Most macroscopic inorganic solids are polycrystalline, including all metals, ice, etc. Solids that are neither crystalline nor polycrystalline, such as glass, are called amorphous solids called glassy, vitreous, or noncrystalline; these have no periodic order microscopically. There are distinct differences between crystalline solids and amorphous solids: most notably, the process of forming a glass does not release the latent heat of fusion, but forming a crystal does. A crystal structure is characterized by its unit cell, a small imaginary box containing one or more atoms in a specific spatial arrangement; the unit cells are stacked in three-dimensional space to form the crystal. The symmetry of a crystal is constrained by the requirement that the unit cells stack with no gaps. There are 219 possible crystal symmetries, called crystallographic space groups; these are grouped into 7 crystal systems, such as hexagonal crystal system. Crystals are recognized by their shape, consisting of flat faces with sharp angles.
These shape characteristics are not necessary for a crystal—a crystal is scientifically defined by its microscopic atomic arrangement, not its macroscopic shape—but the characteristic macroscopic shape is present and easy to see. Euhedral crystals are those with well-formed flat faces. Anhedral crystals do not because the crystal is one grain in a polycrystalline solid; the flat faces of a euhedral crystal are oriented in a specific way relative to the underlying atomic arrangement of the crystal: they are planes of low Miller index. This occurs; as a crystal grows, new atoms attach to the rougher and less stable parts of the surface, but less to the flat, stable surfaces. Therefore, the flat surfaces tend to grow larger and smoother, until the whole crystal surface consists of these plane surfaces.

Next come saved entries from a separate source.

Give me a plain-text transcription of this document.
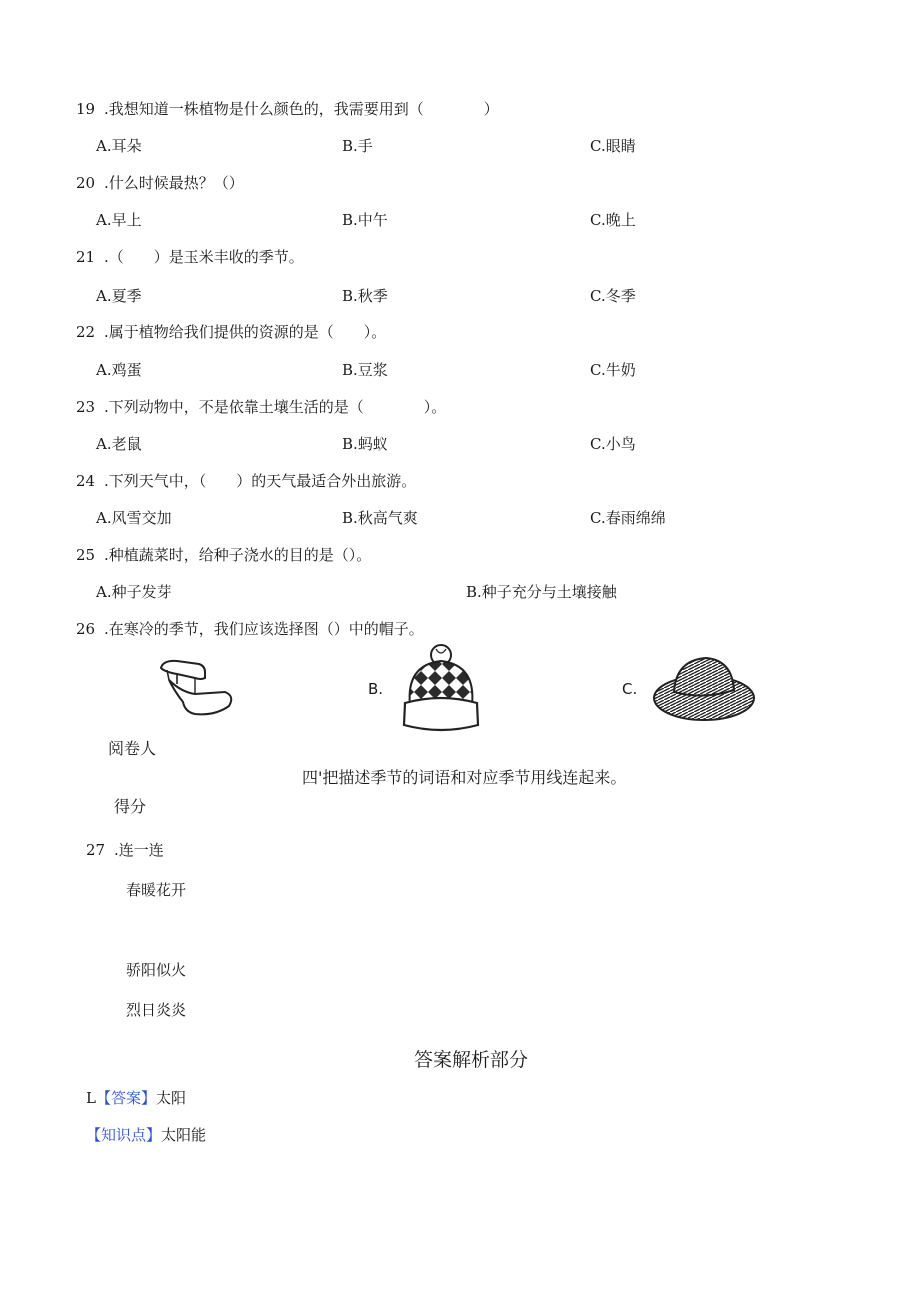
19 .我想知道一株植物是什么颜色的，我需要用到（　　　　）
A.耳朵	B.手	C.眼睛
20 .什么时候最热？（）
A.早上	B.中午	C.晚上
21 .（　　）是玉米丰收的季节。
A.夏季	B.秋季	C.冬季
22 .属于植物给我们提供的资源的是（　　）。
A.鸡蛋	B.豆浆	C.牛奶
23 .下列动物中，不是依靠土壤生活的是（　　　　）。
A.老鼠	B.蚂蚁	C.小鸟
24 .下列天气中，（　　）的天气最适合外出旅游。
A.风雪交加	B.秋高气爽	C.春雨绵绵
25 .种植蔬菜时，给种子浇水的目的是（）。
A.种子发芽	B.种子充分与土壤接触
26 .在寒冷的季节，我们应该选择图（）中的帽子。
B.	C.
阅卷人
四'把描述季节的词语和对应季节用线连起来。
得分
27 .连一连
春暖花开
骄阳似火
烈日炎炎
答案解析部分
L【答案】太阳
【知识点】太阳能
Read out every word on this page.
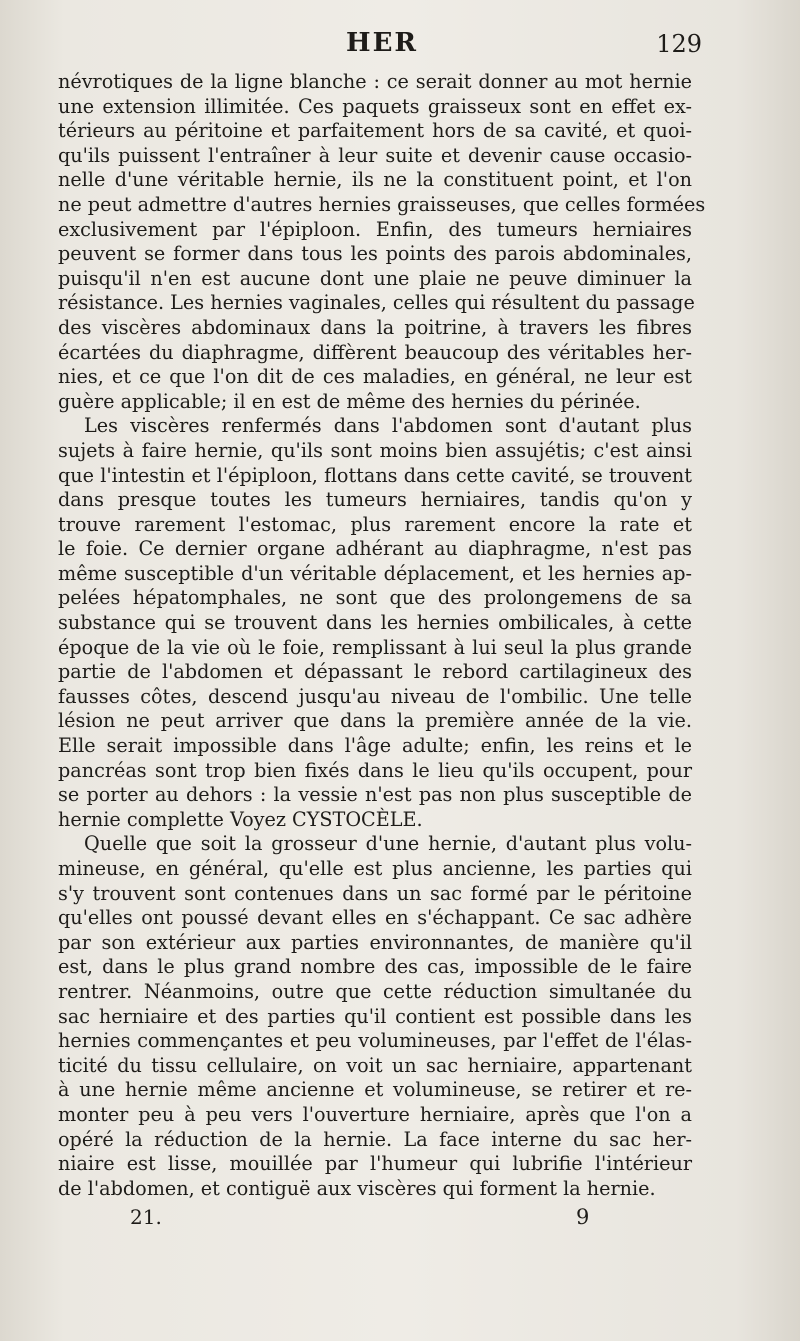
HER	129
névrotiques de la ligne blanche : ce serait donner au mot hernie
une extension illimitée. Ces paquets graisseux sont en effet ex-
térieurs au péritoine et parfaitement hors de sa cavité, et quoi-
qu'ils puissent l'entraîner à leur suite et devenir cause occasio-
nelle d'une véritable hernie, ils ne la constituent point, et l'on
ne peut admettre d'autres hernies graisseuses, que celles formées
exclusivement par l'épiploon. Enfin, des tumeurs herniaires
peuvent se former dans tous les points des parois abdominales,
puisqu'il n'en est aucune dont une plaie ne peuve diminuer la
résistance. Les hernies vaginales, celles qui résultent du passage
des viscères abdominaux dans la poitrine, à travers les fibres
écartées du diaphragme, diffèrent beaucoup des véritables her-
nies, et ce que l'on dit de ces maladies, en général, ne leur est
guère applicable; il en est de même des hernies du périnée.
Les viscères renfermés dans l'abdomen sont d'autant plus
sujets à faire hernie, qu'ils sont moins bien assujétis; c'est ainsi
que l'intestin et l'épiploon, flottans dans cette cavité, se trouvent
dans presque toutes les tumeurs herniaires, tandis qu'on y
trouve rarement l'estomac, plus rarement encore la rate et
le foie. Ce dernier organe adhérant au diaphragme, n'est pas
même susceptible d'un véritable déplacement, et les hernies ap-
pelées hépatomphales, ne sont que des prolongemens de sa
substance qui se trouvent dans les hernies ombilicales, à cette
époque de la vie où le foie, remplissant à lui seul la plus grande
partie de l'abdomen et dépassant le rebord cartilagineux des
fausses côtes, descend jusqu'au niveau de l'ombilic. Une telle
lésion ne peut arriver que dans la première année de la vie.
Elle serait impossible dans l'âge adulte; enfin, les reins et le
pancréas sont trop bien fixés dans le lieu qu'ils occupent, pour
se porter au dehors : la vessie n'est pas non plus susceptible de
hernie complette Voyez CYSTOCÈLE.
Quelle que soit la grosseur d'une hernie, d'autant plus volu-
mineuse, en général, qu'elle est plus ancienne, les parties qui
s'y trouvent sont contenues dans un sac formé par le péritoine
qu'elles ont poussé devant elles en s'échappant. Ce sac adhère
par son extérieur aux parties environnantes, de manière qu'il
est, dans le plus grand nombre des cas, impossible de le faire
rentrer. Néanmoins, outre que cette réduction simultanée du
sac herniaire et des parties qu'il contient est possible dans les
hernies commençantes et peu volumineuses, par l'effet de l'élas-
ticité du tissu cellulaire, on voit un sac herniaire, appartenant
à une hernie même ancienne et volumineuse, se retirer et re-
monter peu à peu vers l'ouverture herniaire, après que l'on a
opéré la réduction de la hernie. La face interne du sac her-
niaire est lisse, mouillée par l'humeur qui lubrifie l'intérieur
de l'abdomen, et contiguë aux viscères qui forment la hernie.
21.	9
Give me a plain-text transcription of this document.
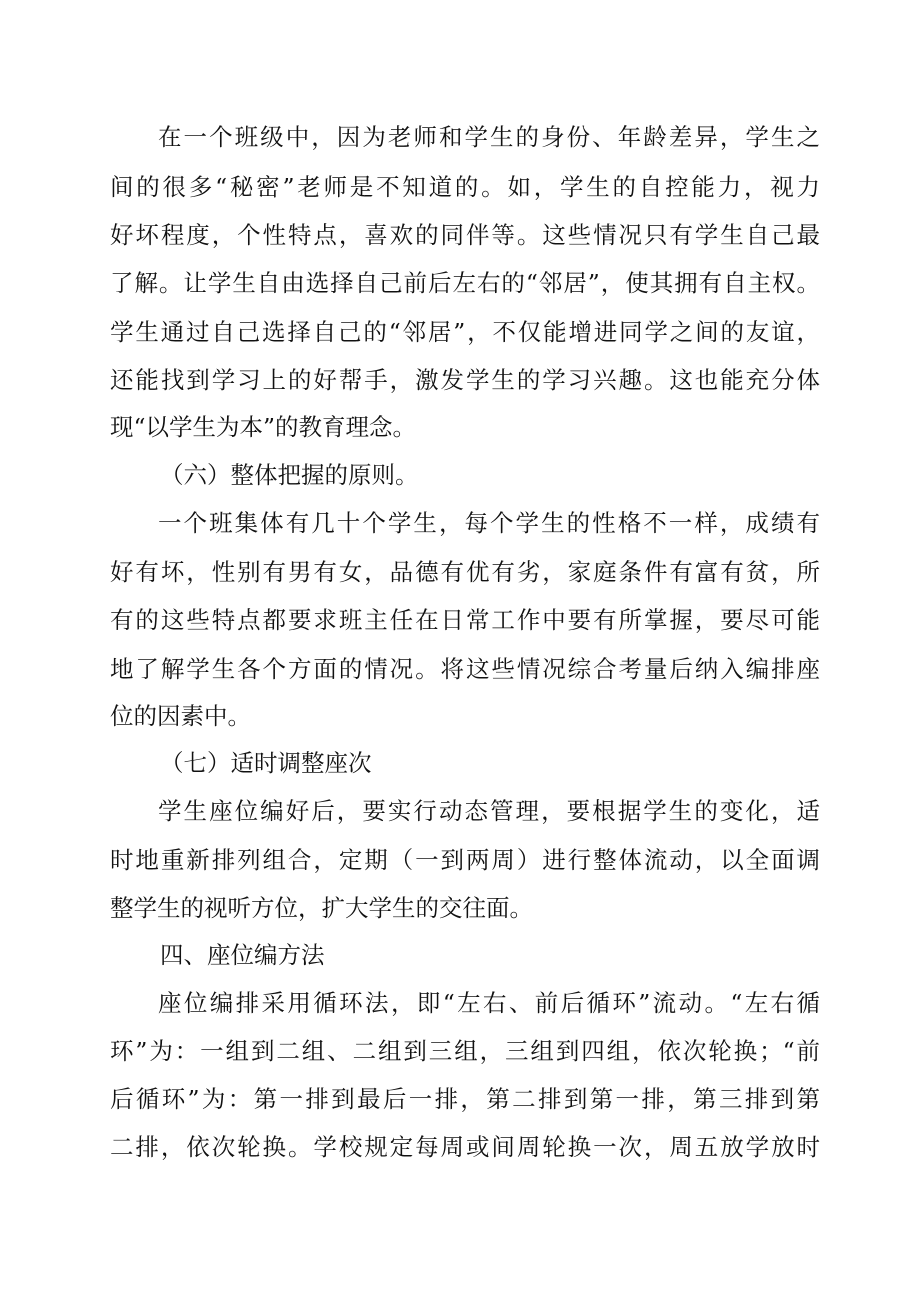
在一个班级中，因为老师和学生的身份、年龄差异，学生之
间的很多“秘密”老师是不知道的。如，学生的自控能力，视力
好坏程度，个性特点，喜欢的同伴等。这些情况只有学生自己最
了解。让学生自由选择自己前后左右的“邻居”，使其拥有自主权。
学生通过自己选择自己的“邻居”，不仅能增进同学之间的友谊，
还能找到学习上的好帮手，激发学生的学习兴趣。这也能充分体
现“以学生为本”的教育理念。
（六）整体把握的原则。
一个班集体有几十个学生，每个学生的性格不一样，成绩有
好有坏，性别有男有女，品德有优有劣，家庭条件有富有贫，所
有的这些特点都要求班主任在日常工作中要有所掌握，要尽可能
地了解学生各个方面的情况。将这些情况综合考量后纳入编排座
位的因素中。
（七）适时调整座次
学生座位编好后，要实行动态管理，要根据学生的变化，适
时地重新排列组合，定期（一到两周）进行整体流动，以全面调
整学生的视听方位，扩大学生的交往面。
四、座位编方法
座位编排采用循环法，即“左右、前后循环”流动。“左右循
环”为：一组到二组、二组到三组，三组到四组，依次轮换；“前
后循环”为：第一排到最后一排，第二排到第一排，第三排到第
二排，依次轮换。学校规定每周或间周轮换一次，周五放学放时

One of the oldest techniques in the science of crystallography consists of measuring the three-dimensional orientations of the faces of a crystal, using them to infer the underlying crystal symmetry.
A crystal's habit is its visible external shape. This is determined by the crystal structure, the specific crystal chemistry and bonding, the conditions under which the crystal formed. By volume and weight, the largest concentrations of crystals in the Earth are part of its solid bedrock. Crystals found in rocks range in size from a fraction of a millimetre to several centimetres across, although exceptionally large crystals are found; as of 1999, the world's largest known occurring crystal is a crystal of beryl from Malakialina, Madagascar, 18 m long and 3.5 m in diameter, weighing 380,000 kg. Some crystals have formed by magmatic and metamorphic processes, giving origin to large masses of crystalline rock; the vast majority of igneous rocks are formed from molten magma and the degree of crystallization depends on the conditions under which they solidified. Such rocks as granite, which have cooled slowly and under great pressures, have crystallized.